Centuries ago, Amazonian farmers created some of the world’s most fertile farmland by converting biomass to charcoal in their fields. Much of the carbon they buried hundreds of years ago remains sequestered there today. Today, researchers seek to use a similar method to create a “carbon-negative” energy source with the potential to make a huge difference in the fight against global warming.
The most promising approach utilizes a process called pyrolysis, in which biomass from forests, agricultural waste, or animal waste is heated at 350-450 degrees C in an oxygen depleted chamber. This produces three outputs: syngas, a liquid fuel called bio-oil, and biochar (a charcoal-like solid). Most frequently, biochar has been viewed as a mere byproduct of the creation of bio-oil, which can be utilized in a variety of industrial applications and has been successfully converted into both diesel fuel and petroleum. Syngas, another byproduct of bio-oil production, is generally burned to provide heat for the process.
New research, however, is showing biochar to have practical applications of its own. Not only is it excellent at sequestering carbon, but it has also been found to improve soil quality when used as a soil amendment. Biochar reduces soil pH, increases water retention, and makes it easier for plants to take up nutrients from the soil (by increasing cation exchange), which significantly increases crop yields. In addition, a study by Johannes Lehmann of Cornell University has shown that biochar can reduce nitrous oxide emissions by 50% and methane emissions by nearly 100% on affected cropland. Lehmann believes that biochar, along with associated biofuel programs, has the potential to sequester up to 9.5 billion tons of carbon a year—more than the sum of all global carbon emissions from fossil fuels today.

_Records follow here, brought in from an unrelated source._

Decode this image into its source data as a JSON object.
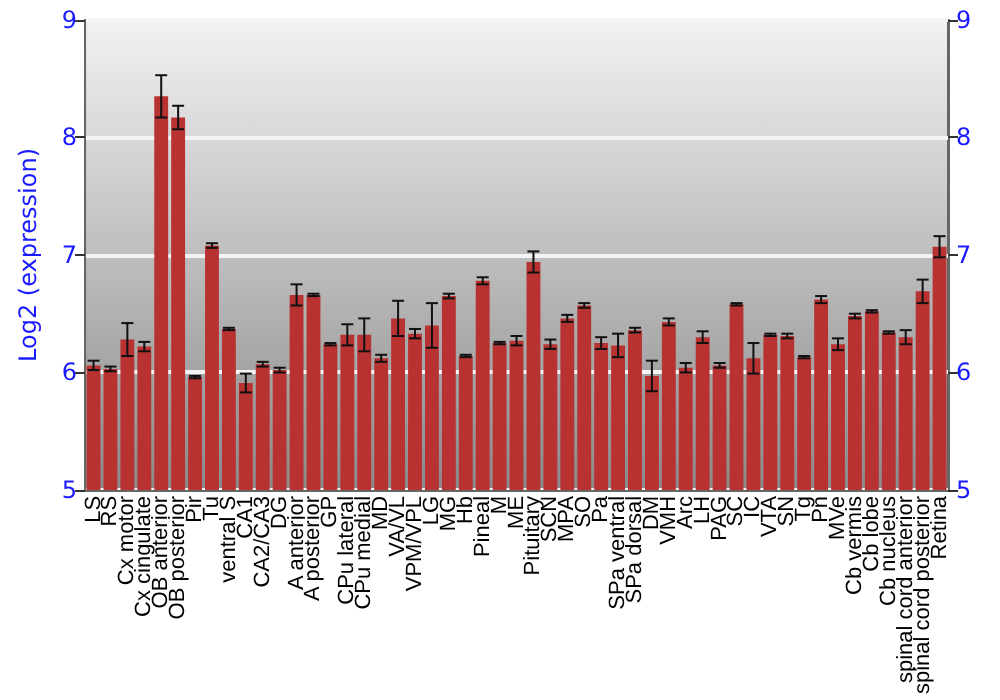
{
  "chart_data": {
    "type": "bar",
    "ylabel": "Log2 (expression)",
    "categories": [
      "LS",
      "RS",
      "Cx motor",
      "Cx cingulate",
      "OB anterior",
      "OB posterior",
      "Pir",
      "Tu",
      "ventral S",
      "CA1",
      "CA2/CA3",
      "DG",
      "A anterior",
      "A posterior",
      "GP",
      "CPu lateral",
      "CPu medial",
      "MD",
      "VA/VL",
      "VPM/VPL",
      "LG",
      "MG",
      "Hb",
      "Pineal",
      "M",
      "ME",
      "Pituitary",
      "SCN",
      "MPA",
      "SO",
      "Pa",
      "SPa ventral",
      "SPa dorsal",
      "DM",
      "VMH",
      "Arc",
      "LH",
      "PAG",
      "SC",
      "IC",
      "VTA",
      "SN",
      "Tg",
      "Pn",
      "MVe",
      "Cb vermis",
      "Cb lobe",
      "Cb nucleus",
      "spinal cord anterior",
      "spinal cord posterior",
      "Retina"
    ],
    "values": [
      6.06,
      6.03,
      6.28,
      6.22,
      8.35,
      8.17,
      5.96,
      7.08,
      6.37,
      5.91,
      6.07,
      6.02,
      6.66,
      6.66,
      6.24,
      6.32,
      6.32,
      6.12,
      6.46,
      6.33,
      6.4,
      6.65,
      6.14,
      6.78,
      6.25,
      6.27,
      6.94,
      6.24,
      6.46,
      6.57,
      6.25,
      6.23,
      6.36,
      5.97,
      6.43,
      6.04,
      6.3,
      6.06,
      6.58,
      6.12,
      6.32,
      6.31,
      6.13,
      6.62,
      6.24,
      6.48,
      6.52,
      6.34,
      6.3,
      6.69,
      7.07
    ],
    "errors": [
      0.04,
      0.02,
      0.14,
      0.04,
      0.18,
      0.1,
      0.01,
      0.02,
      0.01,
      0.08,
      0.02,
      0.02,
      0.09,
      0.01,
      0.01,
      0.09,
      0.14,
      0.03,
      0.15,
      0.04,
      0.19,
      0.02,
      0.01,
      0.03,
      0.01,
      0.04,
      0.09,
      0.04,
      0.03,
      0.02,
      0.05,
      0.1,
      0.02,
      0.13,
      0.03,
      0.04,
      0.05,
      0.02,
      0.01,
      0.13,
      0.01,
      0.02,
      0.01,
      0.03,
      0.05,
      0.02,
      0.01,
      0.01,
      0.06,
      0.1,
      0.09
    ],
    "color": "#b83232",
    "ylim": [
      5,
      9
    ],
    "yticks": [
      5,
      6,
      7,
      8,
      9
    ],
    "y2lim": [
      5,
      9
    ],
    "y2ticks": [
      5,
      6,
      7,
      8,
      9
    ],
    "grid": "y"
  }
}
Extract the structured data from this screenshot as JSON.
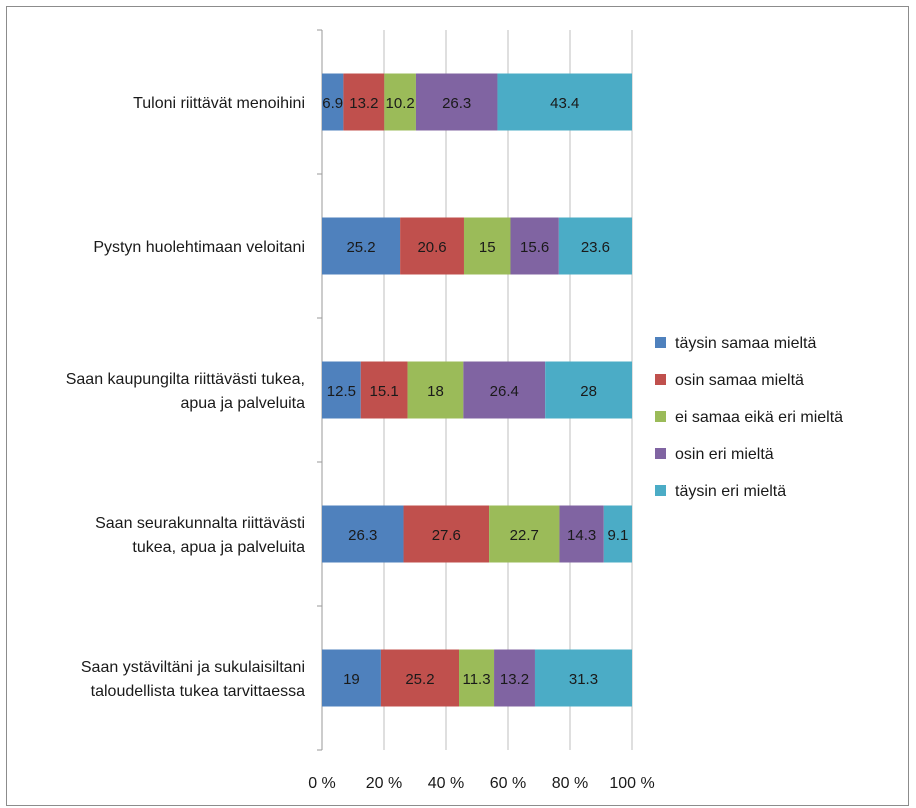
{
  "chart_data": {
    "type": "bar",
    "orientation": "horizontal",
    "stacked": "percent",
    "categories": [
      "Tuloni riittävät menoihini",
      "Pystyn huolehtimaan veloitani",
      "Saan kaupungilta riittävästi tukea, apua ja palveluita",
      "Saan seurakunnalta riittävästi tukea, apua ja palveluita",
      "Saan ystäviltäni ja sukulaisiltani taloudellista tukea tarvittaessa"
    ],
    "category_lines": [
      [
        "Tuloni riittävät menoihini"
      ],
      [
        "Pystyn huolehtimaan veloitani"
      ],
      [
        "Saan kaupungilta riittävästi tukea,",
        "apua ja palveluita"
      ],
      [
        "Saan seurakunnalta riittävästi",
        "tukea, apua ja palveluita"
      ],
      [
        "Saan ystäviltäni ja sukulaisiltani",
        "taloudellista tukea tarvittaessa"
      ]
    ],
    "series": [
      {
        "name": "täysin samaa mieltä",
        "color": "#4f81bd",
        "values": [
          6.9,
          25.2,
          12.5,
          26.3,
          19
        ]
      },
      {
        "name": "osin samaa mieltä",
        "color": "#c0504d",
        "values": [
          13.2,
          20.6,
          15.1,
          27.6,
          25.2
        ]
      },
      {
        "name": "ei samaa eikä eri mieltä",
        "color": "#9bbb59",
        "values": [
          10.2,
          15,
          18,
          22.7,
          11.3
        ]
      },
      {
        "name": "osin eri mieltä",
        "color": "#8064a2",
        "values": [
          26.3,
          15.6,
          26.4,
          14.3,
          13.2
        ]
      },
      {
        "name": "täysin eri mieltä",
        "color": "#4bacc6",
        "values": [
          43.4,
          23.6,
          28,
          9.1,
          31.3
        ]
      }
    ],
    "x_ticks": [
      "0 %",
      "20 %",
      "40 %",
      "60 %",
      "80 %",
      "100 %"
    ],
    "xlim": [
      0,
      100
    ],
    "grid": true,
    "legend_position": "right"
  }
}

While little doubt exists about the potential of pyrolysis for providing a renewable energy source or about biochar’s ability to effectively sequester carbon, research into its effects on soil is still at an early stage. According to an analysis by Almuth Ernsting and Deepak Rughani, there is some uncertainty over how effective biochar is at improving cation retention capacity in the short run, and there have been few studies testing its effectiveness outside of the laboratory. Pyrolysis may also release dangerous carcinogens (including very small amounts of benzo(a)pyrine) with clear implications for public health, although early work indicates that these chemicals are not produced in large enough quantities to be hazardous. More work is also needed to determine the mixture of biochar and fertilizer that will best improve crop yield (biochar requires some fertilizer present before it is effective). And there is little current knowledge on how to produce and distribute the material on a global scale. Still, biochar has already garnered enough support that a consortium of African governments has pushed for the inclusion of biochar in the December UNFCCC talks in Copenhagen.
Private companies have begun to demonstrate interest in the field, and are examining ways to make the process cost-competitive. The largest barrier to producing biochar and bio-oil cost-effectively has always been the high price of transporting biomass, which is bulky and not very energy-dense, to a central production facility. To overcome this, many are considering creating a network of small-scale, local pyrolysis plants where biochar and bio-oil could be produced. Companies could then transport the concentrated bio-oil to a central refinery, and the biochar could be applied to the soils closer to where the biomass was collected. This approach would not only help overcome the challenging logistics of a large-scale operation, but could provide a simple, practical biochar production model adaptable for use in local communities and developing nations. UOP, an arm of industry giant Honeywell International, Inc, is one company getting involved in creating such a locally-based distributed production model, although with more of a focus on liquid fuels than biochar. The company announced in fall 2008 a letter of intent with Ensyn Corp to form a joint venture to research and produce biofuels from pyrolysis. According to UOP Director of Renewable Energy and Chemicals Jennifer Holmgren, the partnership expects to be producing commercially viable products within three years.
Private investment is also helping to rapidly close the gaps in scientific knowledge. In a just-released study, industry leaders Dynomotive Energy Systems Corp. and BlueLeaf Inc. found that application of their biochar could improve crop yields by up to 17%. The study, which can be found on the Dynamotive website, also provides evidence that biochar reduces nutrient depletion in soil, increases the number of plants per area, and increases plant root length.
Dynomotive is currently in talks with the El Dorado Chamber of Commerce in Arkansas to construct a new, $40 million plant designed to produce both bio-oil and biochar. After putting the bio-oil through a two-stage refining process, the company believes it can produce ethanol-equivalent fuel at a cost of under $2 per gallon. The company has already signed a contract with Springhill Land and Timber for the delivery of 220,000 tons per year of sawdust, and expects to start production by 2011.
The implications of bio-oil and biochar range from improving energy security to dramatically reducing and storing billions of tons of harmful carbon emissions. While current production incentives are small, a campaign is underway to give it recognition as a viable carbon offset in trading schemes. “Reducing emissions isn’t enough,” said chairman of the Copenhagen Climate Council Tim Flannery in a recent Time article, “we have to draw down the carbon stock in the atmosphere. And for that, slow pyrolysis biochar is a superior solution to anything else that’s been proposed.”